1 Arrow indicating the position of the laser irradiation part, 2 Material end (division start part), 3 grooves, 4 Brittle material, 5 Laser light, 6
Crack, 7 Arrow indicating the position of laser beam irradiation part once moved to outside of material, 8 Scanning direction, 9 nozzle, 10 Beam diameter, 11 Hot plate, 12
Groove (scheduled line of first cut material), 13 Second cut line of cut material (no groove), 14 groove (scheduled line of second cut material), 15 1st cut material, 16 Offset from each other, 17 surface grooves, 18
Planned dividing line on the back side (without groove), 19 Groove on the back side, 20
Surface cross section, 21 different laser beams, 22 irradiation positions, 23 end faces, 25 laser beams having the same intensity distribution, 26 cracks, 27 scheduled dividing lines (without grooves), 2
8 Temperature distribution (two-dot chain line), 29 Low temperature direction of temperature distribution, a, L division width, 2a distance, 3a glass division plane, L2 Distance between mutually shifted positions.
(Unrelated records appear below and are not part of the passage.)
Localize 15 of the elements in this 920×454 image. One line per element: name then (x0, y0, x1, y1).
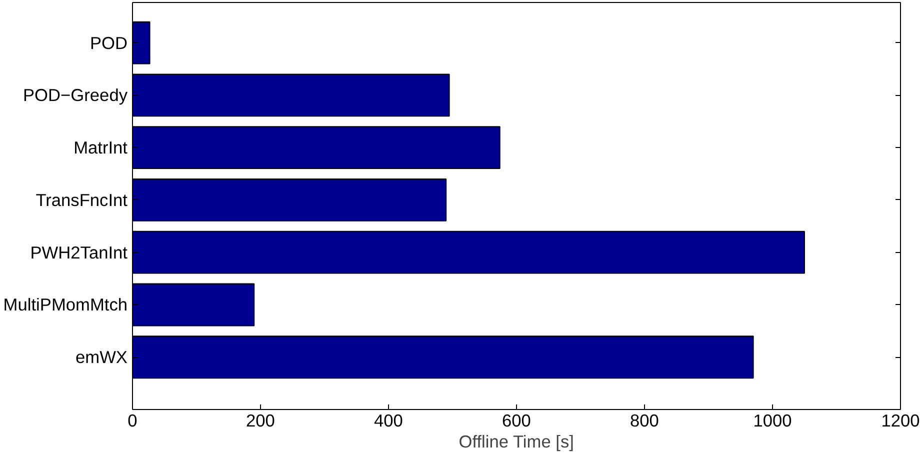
y-tick-label: MultiPMomMtch (3, 294, 128, 315)
y-tick-label: POD−Greedy (23, 85, 128, 106)
x-tick-label: 600 (502, 410, 531, 430)
y-tick-label: emWX (76, 347, 128, 368)
y-tick-label: POD (90, 32, 128, 53)
x-tick-label: 200 (246, 410, 275, 430)
y-tick-label: TransFncInt (36, 190, 128, 210)
y-tick-label: MatrInt (74, 138, 128, 158)
x-tick-label: 0 (128, 410, 138, 430)
x-tick-label: 1000 (753, 410, 792, 430)
x-axis-title: Offline Time [s] (458, 432, 574, 452)
x-tick-label: 800 (630, 410, 659, 430)
x-tick-label: 400 (374, 410, 403, 430)
x-tick-label: 1200 (881, 410, 920, 430)
y-tick-label: PWH2TanInt (30, 242, 128, 262)
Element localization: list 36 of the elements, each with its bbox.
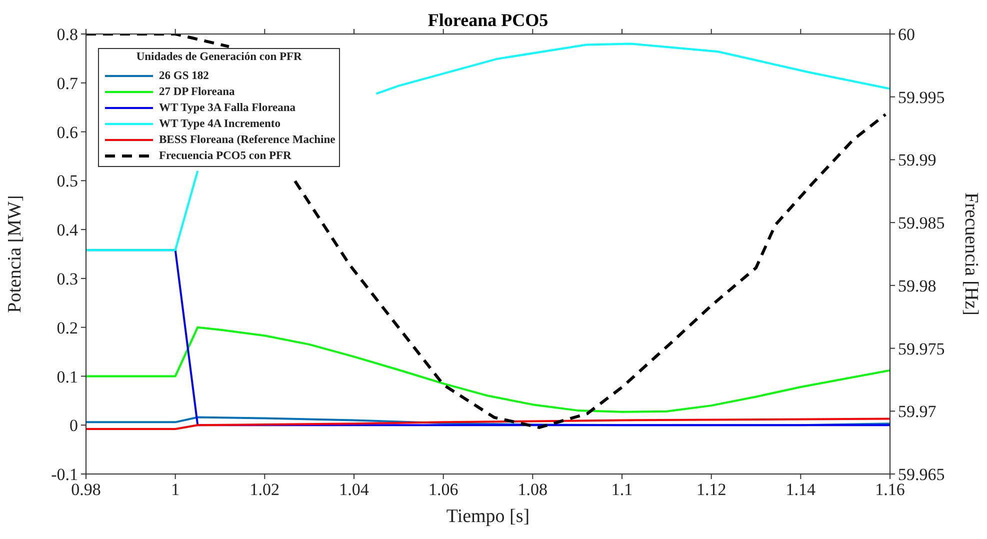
x-tick-label: 1.06: [428, 480, 458, 500]
y-tick-label: 0: [70, 416, 78, 436]
y2-tick-label: 59.985: [898, 214, 945, 233]
y-tick-label: 0.6: [56, 122, 78, 142]
x-tick-label: 1.02: [250, 480, 280, 500]
y2-tick-label: 59.975: [898, 339, 945, 358]
x-axis-title: Tiempo [s]: [446, 506, 530, 527]
x-tick-label: 1: [171, 480, 180, 500]
y-tick-label: 0.3: [56, 269, 78, 288]
legend-label: WT Type 4A Incremento: [159, 118, 281, 130]
y-tick-label: 0.4: [56, 220, 78, 240]
legend-label: 27 DP Floreana: [159, 86, 235, 98]
y-tick-label: 0.1: [56, 367, 78, 386]
line-series: [86, 418, 890, 430]
legend-label: BESS Floreana (Reference Machine: [159, 134, 336, 146]
y2-axis-title: Frecuencia [Hz]: [960, 192, 982, 316]
legend-title: Unidades de Generación con PFR: [135, 50, 303, 65]
y-tick-label: 0.2: [56, 318, 78, 338]
x-tick-label: 1.12: [696, 480, 726, 500]
line-series: [86, 326, 890, 413]
x-tick-label: 1.1: [611, 480, 633, 500]
legend-label: WT Type 3A Falla Floreana: [159, 102, 296, 114]
y-tick-label: 0.5: [56, 172, 78, 191]
y2-tick-label: 60: [898, 25, 915, 44]
legend-label: 26 GS 182: [159, 70, 209, 82]
y2-tick-label: 59.99: [898, 150, 936, 170]
legend-label: Frecuencia PCO5 con PFR: [159, 150, 292, 162]
x-tick-label: 1.08: [518, 480, 548, 500]
chart-title: Floreana PCO5: [426, 10, 550, 31]
y2-tick-label: 59.98: [898, 276, 936, 296]
x-tick-label: 1.04: [339, 480, 370, 500]
y-tick-label: 0.7: [56, 74, 78, 93]
x-tick-label: 1.14: [786, 480, 816, 500]
y-tick-label: 0.8: [56, 25, 78, 44]
y2-tick-label: 59.995: [898, 88, 945, 107]
y2-tick-label: 59.97: [898, 402, 937, 422]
 ──────────────────────────────────────────────────続 き Continued on the front page (72) Inventor Masaharu Moriyasu 2-3-2 Marunouchi, Chiyoda-ku, Tokyo Mitsui Electric Co., Ltd. (72) Inventor Toshio Kagawa 2-3-2 Marunouchi, Chiyoda-ku, Tokyo 3 F term in Ryo Denki Co., Ltd. (reference) 4E068 AA03 AE00 AJ03 CA10 CA16 CB06 CD04 DB12 DB13 4G015 FA06 FB01 FC01 FC14

Claims (6)

[Claims] 1. A brittle material dividing method for forming a groove on a surface of a brittle material and irradiating a laser beam along the groove to divide the brittle material along the groove, the method comprising: A step of positioning the laser light so that the laser beam is irradiated on the material edge to be a part, and a step of irradiating the laser beam at the position for a predetermined time to generate a crack along the groove of the material edge, Irradiating a laser beam from the end of the cracked material along the groove to divide the brittle material, thereby dividing the brittle material. 2. The dividing method according to claim 1, wherein a region including at least a division start portion of the brittle material is heated to a temperature higher than a room temperature during laser light irradiation. 3. A groove is formed on the surface of the brittle material, and when the brittle material is divided a plurality of times along the groove, a groove is formed on a first planned dividing line, and the groove is irradiated with laser light. After the first division is completed, a groove is formed in the adjacent second planned division line, the groove is irradiated with a laser beam to perform division, and this is repeated. Split method. 4. When each brittle material is divided by a dividing line at a position deviated from the front surface and the back surface of the workpiece to which the two brittle materials are bonded, one of the front surface and the back surface is used. Forming a groove in the first planned dividing line on the surface,
This groove is irradiated with laser light, and after the first division is completed, a groove is formed in the second planned dividing line on the other surface, and the groove is irradiated with laser light to perform division. Method of dividing brittle material. 5. A method of dividing a brittle material, wherein a groove is formed on a surface of the brittle material and a first laser beam is irradiated along the groove to divide the brittle material along the groove. A method for dividing a brittle material, comprising simultaneously irradiating a second laser beam to a position opposite to an end surface of the brittle material with respect to the groove. 6. A second laser beam having an intensity distribution similar to that of the first laser beam is applied to a position twice as long as a distance from the groove to an end face of the brittle material. 5. The dividing method according to 5.